Secara sadar Frans telah mengejek ibunya sendiri tapi memang itu kenyataannya. Ia bicara jujur tentang ibunya yang genit.
"Loh, dia ibumu," kata Dita heran.
"Iya, tapi sudahlah karena itu memang benar. Orang itu memang semena-mena."
"Nggak ada asap kalau nggak ada api, Frans."
"Aku akan cari tahu, aku ngga paham karena baru lahir setelah seribu tahun," terang Frans.

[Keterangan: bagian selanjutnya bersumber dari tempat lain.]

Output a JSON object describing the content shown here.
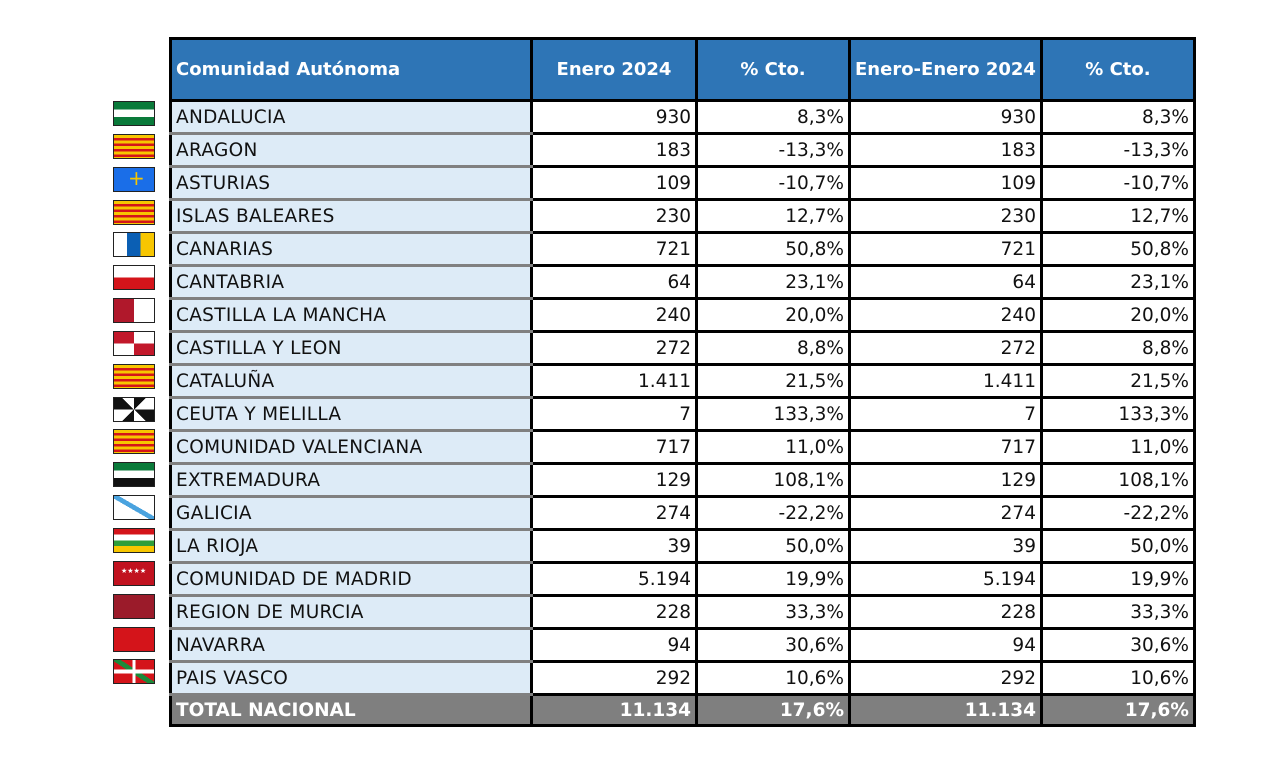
{
  "table": {
    "headers": [
      "Comunidad Autónoma",
      "Enero 2024",
      "% Cto.",
      "Enero-Enero 2024",
      "% Cto."
    ],
    "rows": [
      {
        "name": "ANDALUCIA",
        "flag": "and",
        "ene": "930",
        "cto": "8,3%",
        "acc": "930",
        "cto2": "8,3%"
      },
      {
        "name": "ARAGON",
        "flag": "ara",
        "ene": "183",
        "cto": "-13,3%",
        "acc": "183",
        "cto2": "-13,3%"
      },
      {
        "name": "ASTURIAS",
        "flag": "ast",
        "ene": "109",
        "cto": "-10,7%",
        "acc": "109",
        "cto2": "-10,7%"
      },
      {
        "name": "ISLAS BALEARES",
        "flag": "bal",
        "ene": "230",
        "cto": "12,7%",
        "acc": "230",
        "cto2": "12,7%"
      },
      {
        "name": "CANARIAS",
        "flag": "can",
        "ene": "721",
        "cto": "50,8%",
        "acc": "721",
        "cto2": "50,8%"
      },
      {
        "name": "CANTABRIA",
        "flag": "cnt",
        "ene": "64",
        "cto": "23,1%",
        "acc": "64",
        "cto2": "23,1%"
      },
      {
        "name": "CASTILLA  LA MANCHA",
        "flag": "clm",
        "ene": "240",
        "cto": "20,0%",
        "acc": "240",
        "cto2": "20,0%"
      },
      {
        "name": "CASTILLA Y LEON",
        "flag": "cyl",
        "ene": "272",
        "cto": "8,8%",
        "acc": "272",
        "cto2": "8,8%"
      },
      {
        "name": "CATALUÑA",
        "flag": "cat",
        "ene": "1.411",
        "cto": "21,5%",
        "acc": "1.411",
        "cto2": "21,5%"
      },
      {
        "name": "CEUTA Y MELILLA",
        "flag": "ceu",
        "ene": "7",
        "cto": "133,3%",
        "acc": "7",
        "cto2": "133,3%"
      },
      {
        "name": "COMUNIDAD VALENCIANA",
        "flag": "val",
        "ene": "717",
        "cto": "11,0%",
        "acc": "717",
        "cto2": "11,0%"
      },
      {
        "name": "EXTREMADURA",
        "flag": "ext",
        "ene": "129",
        "cto": "108,1%",
        "acc": "129",
        "cto2": "108,1%"
      },
      {
        "name": "GALICIA",
        "flag": "gal",
        "ene": "274",
        "cto": "-22,2%",
        "acc": "274",
        "cto2": "-22,2%"
      },
      {
        "name": "LA RIOJA",
        "flag": "rio",
        "ene": "39",
        "cto": "50,0%",
        "acc": "39",
        "cto2": "50,0%"
      },
      {
        "name": "COMUNIDAD DE MADRID",
        "flag": "mad",
        "ene": "5.194",
        "cto": "19,9%",
        "acc": "5.194",
        "cto2": "19,9%"
      },
      {
        "name": "REGION DE MURCIA",
        "flag": "mur",
        "ene": "228",
        "cto": "33,3%",
        "acc": "228",
        "cto2": "33,3%"
      },
      {
        "name": "NAVARRA",
        "flag": "nav",
        "ene": "94",
        "cto": "30,6%",
        "acc": "94",
        "cto2": "30,6%"
      },
      {
        "name": "PAIS VASCO",
        "flag": "pvs",
        "ene": "292",
        "cto": "10,6%",
        "acc": "292",
        "cto2": "10,6%"
      }
    ],
    "total": {
      "name": "TOTAL NACIONAL",
      "ene": "11.134",
      "cto": "17,6%",
      "acc": "11.134",
      "cto2": "17,6%"
    }
  },
  "colors": {
    "header_bg": "#2e75b6",
    "name_col_bg": "#ddebf7",
    "total_bg": "#7f7f7f"
  }
}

"Hah? kamu udah berapa tahun?" tanya Dita heran.
"Coba tebak," ujar Frans.
"20, 30?"
"Sudah 2000 tahun di dimensi ini."
"Lalu apakah yang ada di dunia ini bisa hidup ribuan tahun?"
"Tergantung bisa bertahan hidup sampai kapan, jika kamu bisa lebih sakti dari sekarang maka kamu bisa hidup lebih lama," ujar Frans.
"Aku ingin hidup sampai Tian kembali," ujar Dita yakin. Frans tersenyum, dia juga ingin Dita tersenyum lagi. Jujur makin lama ia bosan menemani gadis yang selalu menceritakan pria lain di depannya.
"Aku bisa menemanimu sampai sakti, sampai bisa punya kekuatan sendiri untuk menghadapi dunia baik dunia air maupun dunia manusia," ucap Frans. "Sekarang lihat tubuhmu," lanjutnya.
Dita bingung, ia hanya bisa melihat jemarinya warna hijau bersisik.
"Kok aku seperti ikan?" tanyanya.
"Maaf, kekuatan yang aku miliki masih kurang untuk membuatmu cantik seperti manusia. Aku hanya bisa membuat wujudmu seperti setengah ikan. Ikan berbadan manusia."
"Mana cermin? Aku nggak mungkin menemui Tian dengan wajah buruk rupa," ujar Dita.
"Dunia ini tidak ada cermin," kata Frans.
"Lalu bagaimana aku bisa bertemu Tian?" tanya Dita.
"Nggak usah buru-buru, kamu boleh sampai kapanpun di sini. Paru-parumu sudah mulai menyesuaikan diri dengan kondisi dalam air."
"Bukan itu maksudku, aku ingin melihat wajahku sekarang," desak Dita.
"Tidak bisa, kamu pasrah aja. Bentuk fisik seperti apapun, kamu tetap terlihat cantik, " hibur Frans.
"Sampai kapan aku ada di sini?" tanya Dita. Ia masih tidak yakin dengan semua yang ia lihat. Dalam waktu yang sangat cepat, ia sudah berpindah dimensi. Bagaimana kuliahnya? Keluarganya? Teman-temannya?
Di pandangan Dita kali ini hanya dalamnya air dengan ikan-ikan berenang di sekitar. Entah bagaimana cerita di danau yang tidak terlalu dalam itu bisa tercipta dimensi lain. Ada makhluk yang hidup dan berkembang di kerajaan tak terlihat ini.
"Frans, tadi di danau aku ngelihat Tian muncul ke permukaan, apa dia Tian?"
"Raja muncul ke permukaan sewaktu-waktu. Cih, mana bisa kerajaan dipimpin sama orang baru diculik. Benar kan, si ibu ratu emang tolol!" rutuknya.